Joan Carpenter, PhD, CRNP

University of Maryland School of Nursing

Implementation of a Telehealth Palliative Care Model for Persons with Dementia

Health Care Systems

University of Maryland School of Nursing

Dr. Carpenter is an assistant professor at the University of Maryland School of Nursing and a health scientist at the Corporal Michael J. Crescenz VA Medical Center. Dr. Carpenter is a geriatric nurse practitioner, an advanced certified hospice and palliative care nurse, and fellow in palliative care nursing. She is an expert in geriatric palliative care, specializing in post-acute and long-term care settings. Her research interests focus on the implementation and evaluation of non-pharmacologic palliative care interventions to improve quality of life, reduce symptom burden, and enhance decision making for people with serious illness and their care partners in post-acute and long-term care. She has extensive experience collaborating with interdisciplinary health professionals in community skilled nursing facilities and Veterans Affairs community living centers to implement evidence-based practices and complex interventions to support high-quality palliative care.  Her position as an educator, researcher, and leader supports national efforts to enhance serious illness care for older adults.

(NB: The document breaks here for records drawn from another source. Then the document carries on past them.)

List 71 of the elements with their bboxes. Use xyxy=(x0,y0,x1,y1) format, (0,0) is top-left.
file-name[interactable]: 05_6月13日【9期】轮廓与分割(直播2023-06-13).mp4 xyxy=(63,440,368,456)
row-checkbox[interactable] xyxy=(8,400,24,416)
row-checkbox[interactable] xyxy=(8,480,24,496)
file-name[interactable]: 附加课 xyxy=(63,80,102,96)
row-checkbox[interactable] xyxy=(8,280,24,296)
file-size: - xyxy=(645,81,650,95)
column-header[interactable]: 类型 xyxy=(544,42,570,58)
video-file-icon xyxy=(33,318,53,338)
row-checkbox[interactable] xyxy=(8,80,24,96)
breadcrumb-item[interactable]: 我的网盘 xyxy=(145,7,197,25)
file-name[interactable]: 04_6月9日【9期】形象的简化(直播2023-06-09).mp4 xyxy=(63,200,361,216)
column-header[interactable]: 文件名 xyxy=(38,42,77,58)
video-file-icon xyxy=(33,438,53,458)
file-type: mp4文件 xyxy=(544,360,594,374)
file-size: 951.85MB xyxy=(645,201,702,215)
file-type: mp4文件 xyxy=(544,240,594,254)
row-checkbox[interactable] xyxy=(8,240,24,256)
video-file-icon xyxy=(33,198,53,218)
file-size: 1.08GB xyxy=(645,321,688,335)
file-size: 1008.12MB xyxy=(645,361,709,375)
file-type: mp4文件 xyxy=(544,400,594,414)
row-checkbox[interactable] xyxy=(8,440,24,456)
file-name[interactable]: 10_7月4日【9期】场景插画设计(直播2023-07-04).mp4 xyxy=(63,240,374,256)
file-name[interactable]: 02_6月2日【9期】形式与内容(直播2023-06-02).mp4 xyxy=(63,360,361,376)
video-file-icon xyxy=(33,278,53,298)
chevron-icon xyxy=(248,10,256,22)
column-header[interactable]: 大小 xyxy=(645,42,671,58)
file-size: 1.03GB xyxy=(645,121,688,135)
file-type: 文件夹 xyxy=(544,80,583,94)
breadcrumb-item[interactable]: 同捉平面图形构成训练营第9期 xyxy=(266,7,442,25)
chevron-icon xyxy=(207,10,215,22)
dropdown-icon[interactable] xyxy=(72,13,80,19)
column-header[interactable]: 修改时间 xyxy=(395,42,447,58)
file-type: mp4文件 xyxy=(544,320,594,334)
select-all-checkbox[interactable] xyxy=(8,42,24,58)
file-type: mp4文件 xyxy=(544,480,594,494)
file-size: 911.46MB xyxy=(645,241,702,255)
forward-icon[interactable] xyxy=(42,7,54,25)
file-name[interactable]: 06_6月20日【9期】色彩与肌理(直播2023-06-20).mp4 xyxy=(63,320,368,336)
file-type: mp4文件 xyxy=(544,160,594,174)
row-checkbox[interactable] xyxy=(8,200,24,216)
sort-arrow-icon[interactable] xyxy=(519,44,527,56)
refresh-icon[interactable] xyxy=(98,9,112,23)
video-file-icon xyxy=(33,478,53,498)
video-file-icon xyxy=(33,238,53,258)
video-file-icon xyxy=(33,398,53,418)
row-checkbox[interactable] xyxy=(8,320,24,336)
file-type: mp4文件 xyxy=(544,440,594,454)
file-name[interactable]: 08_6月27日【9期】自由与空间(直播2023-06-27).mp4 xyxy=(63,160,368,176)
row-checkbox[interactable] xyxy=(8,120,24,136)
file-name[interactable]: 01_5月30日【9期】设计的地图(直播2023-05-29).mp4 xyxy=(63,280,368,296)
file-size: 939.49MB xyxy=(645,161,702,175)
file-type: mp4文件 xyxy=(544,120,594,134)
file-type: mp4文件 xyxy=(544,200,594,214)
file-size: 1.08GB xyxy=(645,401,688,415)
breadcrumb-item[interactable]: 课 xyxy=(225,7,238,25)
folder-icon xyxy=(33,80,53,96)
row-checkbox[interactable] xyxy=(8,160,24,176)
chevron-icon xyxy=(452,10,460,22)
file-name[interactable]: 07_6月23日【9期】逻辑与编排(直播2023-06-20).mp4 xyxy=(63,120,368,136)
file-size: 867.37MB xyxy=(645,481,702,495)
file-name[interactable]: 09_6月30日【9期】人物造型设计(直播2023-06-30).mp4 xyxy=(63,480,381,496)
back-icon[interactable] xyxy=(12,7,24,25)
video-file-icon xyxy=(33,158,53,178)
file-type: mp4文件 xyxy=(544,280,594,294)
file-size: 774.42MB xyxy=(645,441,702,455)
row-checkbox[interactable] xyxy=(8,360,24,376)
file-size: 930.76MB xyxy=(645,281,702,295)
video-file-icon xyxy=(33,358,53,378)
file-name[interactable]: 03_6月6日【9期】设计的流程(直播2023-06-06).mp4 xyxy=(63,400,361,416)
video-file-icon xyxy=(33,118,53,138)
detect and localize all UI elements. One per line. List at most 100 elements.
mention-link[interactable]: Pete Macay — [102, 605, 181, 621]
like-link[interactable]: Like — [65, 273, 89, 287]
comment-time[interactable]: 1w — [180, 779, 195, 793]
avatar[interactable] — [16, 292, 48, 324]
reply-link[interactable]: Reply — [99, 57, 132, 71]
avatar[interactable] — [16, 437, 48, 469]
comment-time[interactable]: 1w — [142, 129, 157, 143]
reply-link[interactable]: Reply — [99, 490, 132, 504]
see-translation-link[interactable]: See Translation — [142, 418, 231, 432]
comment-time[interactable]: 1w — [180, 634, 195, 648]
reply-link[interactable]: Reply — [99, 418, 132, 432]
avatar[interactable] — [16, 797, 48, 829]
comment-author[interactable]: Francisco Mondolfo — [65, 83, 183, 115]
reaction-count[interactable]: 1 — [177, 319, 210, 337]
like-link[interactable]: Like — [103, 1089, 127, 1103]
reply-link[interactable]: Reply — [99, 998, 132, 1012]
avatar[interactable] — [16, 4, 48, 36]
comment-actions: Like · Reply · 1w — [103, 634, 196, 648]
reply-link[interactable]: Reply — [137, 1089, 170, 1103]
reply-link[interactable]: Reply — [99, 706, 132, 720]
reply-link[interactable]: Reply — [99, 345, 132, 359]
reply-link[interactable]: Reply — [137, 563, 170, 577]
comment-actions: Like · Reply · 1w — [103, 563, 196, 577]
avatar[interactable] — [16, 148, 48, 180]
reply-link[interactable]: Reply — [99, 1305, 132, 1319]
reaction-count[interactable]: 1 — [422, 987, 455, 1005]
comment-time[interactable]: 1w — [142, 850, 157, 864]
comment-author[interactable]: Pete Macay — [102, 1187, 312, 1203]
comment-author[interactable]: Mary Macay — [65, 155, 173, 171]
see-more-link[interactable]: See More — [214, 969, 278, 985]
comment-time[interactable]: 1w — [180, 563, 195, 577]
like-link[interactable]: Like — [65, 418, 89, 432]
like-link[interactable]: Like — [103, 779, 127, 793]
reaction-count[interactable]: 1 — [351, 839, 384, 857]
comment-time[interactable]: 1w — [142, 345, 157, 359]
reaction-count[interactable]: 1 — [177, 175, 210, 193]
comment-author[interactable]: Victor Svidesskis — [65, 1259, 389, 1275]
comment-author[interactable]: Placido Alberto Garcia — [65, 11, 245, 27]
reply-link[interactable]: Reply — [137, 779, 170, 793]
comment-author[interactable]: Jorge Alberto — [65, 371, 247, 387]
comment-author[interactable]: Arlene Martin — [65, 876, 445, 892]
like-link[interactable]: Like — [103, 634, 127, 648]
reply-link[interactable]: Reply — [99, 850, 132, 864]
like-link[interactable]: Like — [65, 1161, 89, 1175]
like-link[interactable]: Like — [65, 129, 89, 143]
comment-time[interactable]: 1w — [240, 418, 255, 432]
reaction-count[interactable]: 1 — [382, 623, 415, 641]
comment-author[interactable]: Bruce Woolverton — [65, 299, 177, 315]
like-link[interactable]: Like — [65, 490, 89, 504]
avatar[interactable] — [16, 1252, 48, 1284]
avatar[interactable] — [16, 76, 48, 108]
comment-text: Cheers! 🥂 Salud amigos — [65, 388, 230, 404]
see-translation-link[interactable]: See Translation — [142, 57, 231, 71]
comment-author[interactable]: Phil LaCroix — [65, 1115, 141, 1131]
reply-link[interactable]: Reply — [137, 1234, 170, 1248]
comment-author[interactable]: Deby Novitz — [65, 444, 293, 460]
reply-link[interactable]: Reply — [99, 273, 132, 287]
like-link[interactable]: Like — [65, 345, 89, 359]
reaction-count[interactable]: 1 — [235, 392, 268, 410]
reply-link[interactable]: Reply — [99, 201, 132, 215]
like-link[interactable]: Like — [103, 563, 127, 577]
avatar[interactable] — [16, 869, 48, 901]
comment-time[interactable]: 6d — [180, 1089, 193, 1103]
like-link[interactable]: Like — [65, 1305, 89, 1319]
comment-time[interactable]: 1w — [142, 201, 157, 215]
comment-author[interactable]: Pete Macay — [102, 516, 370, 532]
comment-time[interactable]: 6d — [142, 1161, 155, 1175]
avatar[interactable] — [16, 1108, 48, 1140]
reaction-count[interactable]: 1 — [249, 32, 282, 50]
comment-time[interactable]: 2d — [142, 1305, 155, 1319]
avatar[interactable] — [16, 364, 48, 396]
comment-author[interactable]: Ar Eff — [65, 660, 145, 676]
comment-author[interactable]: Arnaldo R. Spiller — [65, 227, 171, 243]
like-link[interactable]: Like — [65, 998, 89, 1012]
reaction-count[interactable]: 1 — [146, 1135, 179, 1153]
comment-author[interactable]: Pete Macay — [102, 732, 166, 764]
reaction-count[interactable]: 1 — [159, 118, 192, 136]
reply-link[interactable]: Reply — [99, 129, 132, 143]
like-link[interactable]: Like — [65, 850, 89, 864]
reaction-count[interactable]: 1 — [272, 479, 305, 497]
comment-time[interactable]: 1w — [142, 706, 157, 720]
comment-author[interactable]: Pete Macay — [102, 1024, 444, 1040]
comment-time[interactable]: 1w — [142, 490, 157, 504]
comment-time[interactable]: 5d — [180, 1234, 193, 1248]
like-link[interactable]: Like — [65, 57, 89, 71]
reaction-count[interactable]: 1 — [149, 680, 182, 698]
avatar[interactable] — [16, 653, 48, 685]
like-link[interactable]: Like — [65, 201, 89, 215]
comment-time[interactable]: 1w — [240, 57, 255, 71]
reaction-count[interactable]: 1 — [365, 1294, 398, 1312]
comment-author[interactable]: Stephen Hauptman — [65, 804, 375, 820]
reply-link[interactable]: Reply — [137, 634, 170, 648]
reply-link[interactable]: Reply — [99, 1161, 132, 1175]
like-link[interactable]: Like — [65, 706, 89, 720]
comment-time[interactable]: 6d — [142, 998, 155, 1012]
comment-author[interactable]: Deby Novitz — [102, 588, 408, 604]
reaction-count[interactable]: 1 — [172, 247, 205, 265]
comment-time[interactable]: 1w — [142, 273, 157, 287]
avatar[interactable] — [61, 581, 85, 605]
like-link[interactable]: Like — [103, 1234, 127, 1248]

RATIONALE: People living with dementia (PLWD) receiving post-acute care in nursing homes (NHs) often receive treatments focused on intense rehabilitation and/or aggressive, disease-focused therapies. This has profound implications for quality of life and end-of-life experiences of PLWD. Palliative care consultation offers an evidence-based alternative for PLWD; it increases advance care planning, improves patient and care partner satisfaction, and reduces costs and acute care use.

OBJECTIVE: This pilot study will assess the implementation outcomes and fidelity of a Nurse Practitioner (NP)-delivered telehealth Palliative Care Consultation in Post-Acute Care (PCC-PAC) intervention. The evidence-based PCC-PAC is a multi-component non-pharmacologic, NP-delivered intervention designed to meet the needs of PLWD receiving post-acute care in NHs.

SETTING: One nursing home located in the northeast United States.

POPULATION: PLWD and their care partners newly admitted to NHs for post-acute care following a recent hospitalization.

DESIGN: Single arm pilot study for an embedded pragmatic clinical trial (ePCT)

OUTCOMES: The acceptability, appropriateness, and NP and NH fidelity to the telehealth delivered PCC-PAC.

IMPACT: Embedding complex interventions in NHs is challenging and requires addressing barriers to adopting new practices as well as effective implementation. Findings from this study will immediately inform refinements of the telehealth PCC-PAC and prepare the team for testing the PCC-PAC in a large-scale effectiveness/implementation cluster, randomized ePCT.